Congratulations!
I’d use a twist-fit connector designed for repeated connection and disconnection. A union is intended to be connected and stay connected.
I don’t know your particular locomotive but miniature locomotives typically have three connections from the tender:
1) To the axle-pump (if fitted. Some use two injectors instead.)
2) Injector(s)
3) Delivery from a hand-pump in the tank.
Of these only the hand-pump connection takes any significant pressure (above boiler pressure in fact), and that’s where you’d use the twist-fit or similar clip action.
Alerternatively, you can use a repeat-use type screwed connector, often one that seals by a small O-ring or flat rubber washer between two flat faces, the ring washer surrounding a hollow spigot on the upstream side that mates with a counterbore in the downstream flange. Rather as on small cartridge-gas tools like picnic-stoves. I have not seen connectors of this type made for model locomotives but there is no reason you could not design and make your own.
The axle-pump and injector feeds are partly gravity, partly suction. It is common to use here, simple silicon-rubber hose pushed onto smooth pipe stubs an inch or so long. Give the stubs nicely rounded end edges to avoid scraping the hose wall.
That feeding the injector does need be air-tight though, as even a tiny air-leak into the water line under the suction created by the injector, will prevent the device from working properly. The most likely place for such a leak is a push-on hose connection; but a silicone-rubber tube of appropriate size on a pipe tail of good cylindricity and surface finish is usually reliable.

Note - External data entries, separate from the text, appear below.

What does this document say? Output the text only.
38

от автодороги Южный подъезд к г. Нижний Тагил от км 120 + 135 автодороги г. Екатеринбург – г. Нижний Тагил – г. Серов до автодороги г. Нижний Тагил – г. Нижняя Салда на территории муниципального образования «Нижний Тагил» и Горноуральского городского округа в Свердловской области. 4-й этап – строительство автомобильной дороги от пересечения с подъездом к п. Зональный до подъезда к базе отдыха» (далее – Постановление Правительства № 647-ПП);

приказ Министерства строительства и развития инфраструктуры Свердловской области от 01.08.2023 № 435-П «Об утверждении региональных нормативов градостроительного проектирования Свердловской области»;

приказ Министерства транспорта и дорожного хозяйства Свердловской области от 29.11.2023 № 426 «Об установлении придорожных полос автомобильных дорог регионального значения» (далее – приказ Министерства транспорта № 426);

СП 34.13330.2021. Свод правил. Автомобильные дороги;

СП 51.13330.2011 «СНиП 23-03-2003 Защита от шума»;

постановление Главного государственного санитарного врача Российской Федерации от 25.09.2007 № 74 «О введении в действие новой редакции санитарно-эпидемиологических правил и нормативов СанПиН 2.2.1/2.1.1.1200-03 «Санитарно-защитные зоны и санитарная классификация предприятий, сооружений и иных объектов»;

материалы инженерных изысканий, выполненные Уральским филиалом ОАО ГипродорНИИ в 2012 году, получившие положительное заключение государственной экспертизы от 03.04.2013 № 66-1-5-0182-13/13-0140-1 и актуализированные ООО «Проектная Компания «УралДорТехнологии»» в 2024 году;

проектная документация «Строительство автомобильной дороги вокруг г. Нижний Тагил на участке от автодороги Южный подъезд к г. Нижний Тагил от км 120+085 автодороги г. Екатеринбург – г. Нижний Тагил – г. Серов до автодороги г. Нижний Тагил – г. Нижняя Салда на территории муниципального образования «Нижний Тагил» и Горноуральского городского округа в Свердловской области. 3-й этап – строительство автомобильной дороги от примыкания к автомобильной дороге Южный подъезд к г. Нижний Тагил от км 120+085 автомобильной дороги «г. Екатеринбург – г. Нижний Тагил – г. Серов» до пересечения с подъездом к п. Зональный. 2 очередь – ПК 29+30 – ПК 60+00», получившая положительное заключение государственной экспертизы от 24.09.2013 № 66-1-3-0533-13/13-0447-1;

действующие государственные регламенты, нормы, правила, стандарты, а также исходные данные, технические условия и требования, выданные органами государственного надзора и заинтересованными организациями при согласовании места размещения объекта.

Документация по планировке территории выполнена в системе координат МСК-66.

Clues that air is being drawn into the injector are difficulty adjusting the water and steam valves to get it to work at all, and irregular running. Also, the injector may chirrup like an excited guinea-pig when it does manage to overcome the air-leak. It should be practically silent.
The first two can also inidcate over-warm feed-water, partial blockages including scale in the cones, or the injector’s internal, non-return, starting valve not seating fully.